Два проводника, лет пятнадцать разъезжавшие с вагоном, привыкшие к нему, как привыкают заключенные к своей камере, наглухо заперли первую дверь в начале коридора и засели в своем чулане.
Старший проводник сказал второму, помладше: "Ну-ну, времечко", второй протянул: "М-м-дда, достукались", - и стали они оба день за днем следить, как тает снег, как мчатся взад и вперед переполненные поезда, неугомонные, словно вешние ручьи, и как кричат и радостно хорохорятся чуйки, картузы, шинели и студенческие фуражки, все опьяненные допьяна весенней сладкой отравой.
За окном вокзала телеграфист, молоденький, вихрастый, любитель Дюма и автор еще неоконченной поэмы, где главной героиней была великосветская княгиня Беловзорова, не разгибаясь работал днем и ночью, торопился. От усталости глаза смыкались, но надо, надо было стучать, и рука его не сползала с рычажка, и дробно, дробно выстукивал он и, подхватив одну весть, передавал ее дальше - всем, всем, всем, - а уж очереди ждала другая, пятая, сотая - для всех, всех, всех. И рядом с вестями о новом министерстве, с речами министров, с именами арестованных была и краткая строчка для двоих, спящих в чуланчике рядом с топкой: немедленно отправить вагон в Петроград.
И снова очутился вагон у Царскосельского перрона, отдохнув, перешел на Николаевский вокзал, где полоскались красные флаги. А вечером повез в Москву, быстро, быстро, нигде по пути не останавливаясь, кучку людей в пиджаках и гимнастерках.
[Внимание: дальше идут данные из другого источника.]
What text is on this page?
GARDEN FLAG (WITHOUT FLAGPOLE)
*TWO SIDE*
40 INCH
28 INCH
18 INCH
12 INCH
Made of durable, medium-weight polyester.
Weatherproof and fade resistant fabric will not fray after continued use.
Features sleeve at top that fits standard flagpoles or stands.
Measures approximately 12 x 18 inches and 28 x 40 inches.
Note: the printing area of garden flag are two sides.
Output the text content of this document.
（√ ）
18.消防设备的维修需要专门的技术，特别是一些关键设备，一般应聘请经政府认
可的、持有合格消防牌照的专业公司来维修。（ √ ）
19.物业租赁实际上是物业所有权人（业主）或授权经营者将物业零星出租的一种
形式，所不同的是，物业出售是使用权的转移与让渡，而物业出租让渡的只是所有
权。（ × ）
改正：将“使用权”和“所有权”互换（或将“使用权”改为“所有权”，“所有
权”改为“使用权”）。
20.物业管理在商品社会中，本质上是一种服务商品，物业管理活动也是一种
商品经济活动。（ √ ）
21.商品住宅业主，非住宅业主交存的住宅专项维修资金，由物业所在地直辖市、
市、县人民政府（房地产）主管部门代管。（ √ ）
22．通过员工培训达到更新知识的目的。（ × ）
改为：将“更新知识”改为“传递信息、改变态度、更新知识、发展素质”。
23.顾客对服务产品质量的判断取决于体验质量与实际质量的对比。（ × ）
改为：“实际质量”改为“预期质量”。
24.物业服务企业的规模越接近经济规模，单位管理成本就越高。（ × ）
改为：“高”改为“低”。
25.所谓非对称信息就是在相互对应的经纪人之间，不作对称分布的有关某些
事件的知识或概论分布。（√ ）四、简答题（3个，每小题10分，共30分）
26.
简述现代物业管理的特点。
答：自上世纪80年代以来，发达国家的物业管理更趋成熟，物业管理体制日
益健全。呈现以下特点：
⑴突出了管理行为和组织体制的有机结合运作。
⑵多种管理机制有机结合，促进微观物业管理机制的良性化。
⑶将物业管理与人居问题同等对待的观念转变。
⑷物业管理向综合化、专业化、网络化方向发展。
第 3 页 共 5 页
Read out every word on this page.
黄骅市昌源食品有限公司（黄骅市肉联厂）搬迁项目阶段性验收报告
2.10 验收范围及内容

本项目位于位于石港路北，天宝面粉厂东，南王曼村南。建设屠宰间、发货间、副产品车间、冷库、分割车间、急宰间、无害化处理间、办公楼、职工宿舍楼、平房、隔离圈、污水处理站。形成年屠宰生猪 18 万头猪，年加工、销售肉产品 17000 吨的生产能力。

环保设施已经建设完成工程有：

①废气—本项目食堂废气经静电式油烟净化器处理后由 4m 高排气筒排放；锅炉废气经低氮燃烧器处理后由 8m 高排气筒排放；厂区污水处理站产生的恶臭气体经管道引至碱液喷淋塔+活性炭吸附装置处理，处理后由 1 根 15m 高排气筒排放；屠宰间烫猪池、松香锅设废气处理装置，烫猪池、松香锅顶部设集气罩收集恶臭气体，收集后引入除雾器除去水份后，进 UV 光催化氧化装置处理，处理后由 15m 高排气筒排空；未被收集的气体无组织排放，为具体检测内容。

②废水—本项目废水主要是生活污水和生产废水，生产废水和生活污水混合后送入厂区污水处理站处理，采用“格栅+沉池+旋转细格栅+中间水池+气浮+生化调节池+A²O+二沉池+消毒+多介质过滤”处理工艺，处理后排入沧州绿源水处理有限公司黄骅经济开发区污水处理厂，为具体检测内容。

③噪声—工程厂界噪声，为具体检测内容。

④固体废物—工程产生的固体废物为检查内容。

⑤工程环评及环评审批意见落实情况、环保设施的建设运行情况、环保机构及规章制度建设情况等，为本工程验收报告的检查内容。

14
И никто из них не спал всю ночь, и всю ночь в трюмо мелькали возбужденные лица, даже от бессонницы не притихшие, косоворотки, расстегнутые в волнении. И всю ночь проводники кипятили воду и в граненых стаканах с серебряными чеканными подстаканниками разносили по диванам, по креслам мутно-жидкий чай и тоненькие сухарики из последних остатков министерского запаса.
В конце июня вагон перешел в полное владение комиссара Временного правительства Гилярова, Петра Федоровича, который в Париже был известен под кличкой Алхимик.
Полный же новый его титул был таков: особоуполномоченный комиссар Соединенной комиссии по обследованию фронта и тыла.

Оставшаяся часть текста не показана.